Plus largement, l’itinéraire de Bernard Bakana Kolélas rappelle que la construction nationale repose sur la reconnaissance de trajectoires plurielles; intégrer cette pluralité dans le récit commun participe du renforcement institutionnel et du climat d’apaisement encouragé par les autorités depuis plusieurs années.
La sociologie politique enseigne que les États qui parviennent à transcender les identités primaires consolident leur stabilité; en défaisant les rumeurs, le débat sur les origines de Kolélas offre l’occasion de réaffirmer ce principe, tout en soulignant l’importance des sources vérifiées et de la pédagogie historique.
À l’heure où la République du Congo écrit de nouvelles pages, revisiter sereinement les parcours de ses grandes figures, telle Bernard Bakana Kolélas, revient à construire des ponts entre les générations, à nourrir l’unité et à rappeler que l’histoire, loin des polémiques, appartient à tous.

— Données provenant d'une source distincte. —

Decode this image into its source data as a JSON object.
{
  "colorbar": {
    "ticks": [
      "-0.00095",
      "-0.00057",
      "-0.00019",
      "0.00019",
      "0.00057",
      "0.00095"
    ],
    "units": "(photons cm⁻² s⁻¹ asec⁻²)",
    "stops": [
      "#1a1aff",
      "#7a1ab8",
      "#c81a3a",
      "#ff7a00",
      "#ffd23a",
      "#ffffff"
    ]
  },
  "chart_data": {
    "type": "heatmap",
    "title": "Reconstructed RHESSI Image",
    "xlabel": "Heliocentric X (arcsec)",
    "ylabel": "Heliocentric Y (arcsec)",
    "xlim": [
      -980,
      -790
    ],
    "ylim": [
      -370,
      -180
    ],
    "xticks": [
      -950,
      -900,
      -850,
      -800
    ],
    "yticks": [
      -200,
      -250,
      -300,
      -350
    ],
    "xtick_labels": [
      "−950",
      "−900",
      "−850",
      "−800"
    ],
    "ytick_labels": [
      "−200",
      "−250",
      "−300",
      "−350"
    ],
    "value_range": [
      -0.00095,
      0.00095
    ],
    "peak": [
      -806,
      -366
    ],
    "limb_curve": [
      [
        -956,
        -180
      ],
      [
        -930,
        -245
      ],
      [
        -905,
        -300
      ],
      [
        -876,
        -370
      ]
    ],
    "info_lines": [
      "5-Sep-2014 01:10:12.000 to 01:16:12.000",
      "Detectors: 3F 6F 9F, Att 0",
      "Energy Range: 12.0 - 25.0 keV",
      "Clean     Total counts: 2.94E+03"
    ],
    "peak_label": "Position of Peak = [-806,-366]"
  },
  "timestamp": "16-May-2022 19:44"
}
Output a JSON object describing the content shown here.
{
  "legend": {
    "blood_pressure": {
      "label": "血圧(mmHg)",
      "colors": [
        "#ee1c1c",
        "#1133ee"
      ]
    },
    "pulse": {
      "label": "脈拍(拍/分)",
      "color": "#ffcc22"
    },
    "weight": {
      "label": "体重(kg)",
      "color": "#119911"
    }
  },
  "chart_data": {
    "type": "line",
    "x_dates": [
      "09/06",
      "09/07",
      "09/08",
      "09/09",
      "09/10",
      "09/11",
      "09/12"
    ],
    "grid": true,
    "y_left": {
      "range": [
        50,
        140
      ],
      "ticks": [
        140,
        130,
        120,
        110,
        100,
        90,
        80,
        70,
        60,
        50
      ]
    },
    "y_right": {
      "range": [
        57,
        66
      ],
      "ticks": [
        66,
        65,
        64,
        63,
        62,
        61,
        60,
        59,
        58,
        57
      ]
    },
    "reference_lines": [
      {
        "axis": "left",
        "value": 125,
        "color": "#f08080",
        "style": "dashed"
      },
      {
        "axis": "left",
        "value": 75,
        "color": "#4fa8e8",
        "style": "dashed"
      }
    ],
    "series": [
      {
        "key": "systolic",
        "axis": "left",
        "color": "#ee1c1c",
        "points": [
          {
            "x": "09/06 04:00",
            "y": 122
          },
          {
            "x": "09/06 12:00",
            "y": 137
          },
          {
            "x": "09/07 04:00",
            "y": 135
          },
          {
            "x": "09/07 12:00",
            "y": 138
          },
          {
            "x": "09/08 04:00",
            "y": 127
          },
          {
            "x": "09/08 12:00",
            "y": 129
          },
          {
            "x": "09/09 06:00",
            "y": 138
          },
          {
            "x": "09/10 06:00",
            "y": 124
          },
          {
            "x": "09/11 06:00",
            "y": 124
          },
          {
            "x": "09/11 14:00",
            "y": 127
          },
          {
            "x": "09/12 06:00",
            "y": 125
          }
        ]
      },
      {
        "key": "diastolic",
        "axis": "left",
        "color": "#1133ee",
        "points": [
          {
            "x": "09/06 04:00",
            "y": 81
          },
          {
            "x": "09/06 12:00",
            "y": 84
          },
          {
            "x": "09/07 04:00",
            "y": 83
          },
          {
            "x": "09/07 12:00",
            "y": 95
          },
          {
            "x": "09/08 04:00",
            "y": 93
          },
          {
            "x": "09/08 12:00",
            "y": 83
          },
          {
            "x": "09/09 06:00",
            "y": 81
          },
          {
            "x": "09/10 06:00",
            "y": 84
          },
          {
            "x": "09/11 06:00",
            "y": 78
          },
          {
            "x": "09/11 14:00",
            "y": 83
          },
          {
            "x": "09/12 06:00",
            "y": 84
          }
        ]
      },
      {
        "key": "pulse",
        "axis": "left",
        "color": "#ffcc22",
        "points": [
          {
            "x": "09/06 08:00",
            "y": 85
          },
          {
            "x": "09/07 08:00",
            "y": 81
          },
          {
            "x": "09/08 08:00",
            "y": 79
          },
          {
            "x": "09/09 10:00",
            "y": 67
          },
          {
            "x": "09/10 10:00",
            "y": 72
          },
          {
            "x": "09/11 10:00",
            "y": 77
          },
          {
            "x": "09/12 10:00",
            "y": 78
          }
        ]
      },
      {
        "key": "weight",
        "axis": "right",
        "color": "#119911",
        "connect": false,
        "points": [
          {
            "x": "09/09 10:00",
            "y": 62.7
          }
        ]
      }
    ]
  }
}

Le rôle des médias et de la recherche
Certains chercheurs évoquent la « mémoire disputée » pour qualifier ces controverses; il ne s’agit pas d’un phénomène uniquement congolais, mais d’un trait commun aux sociétés africaines où la construction nationale se fait souvent dans la tension entre héritages lignagers, frontières coloniales et aspirations contemporaines.
Dès lors, la responsabilité des journalistes et des usagers du numérique est engagée: vérifier, contextualiser, restituer. À cette condition, l’espace public congolais demeure un lieu de débat éclairé, respectueux des institutions et capable de valoriser la diversité qui fait sa force.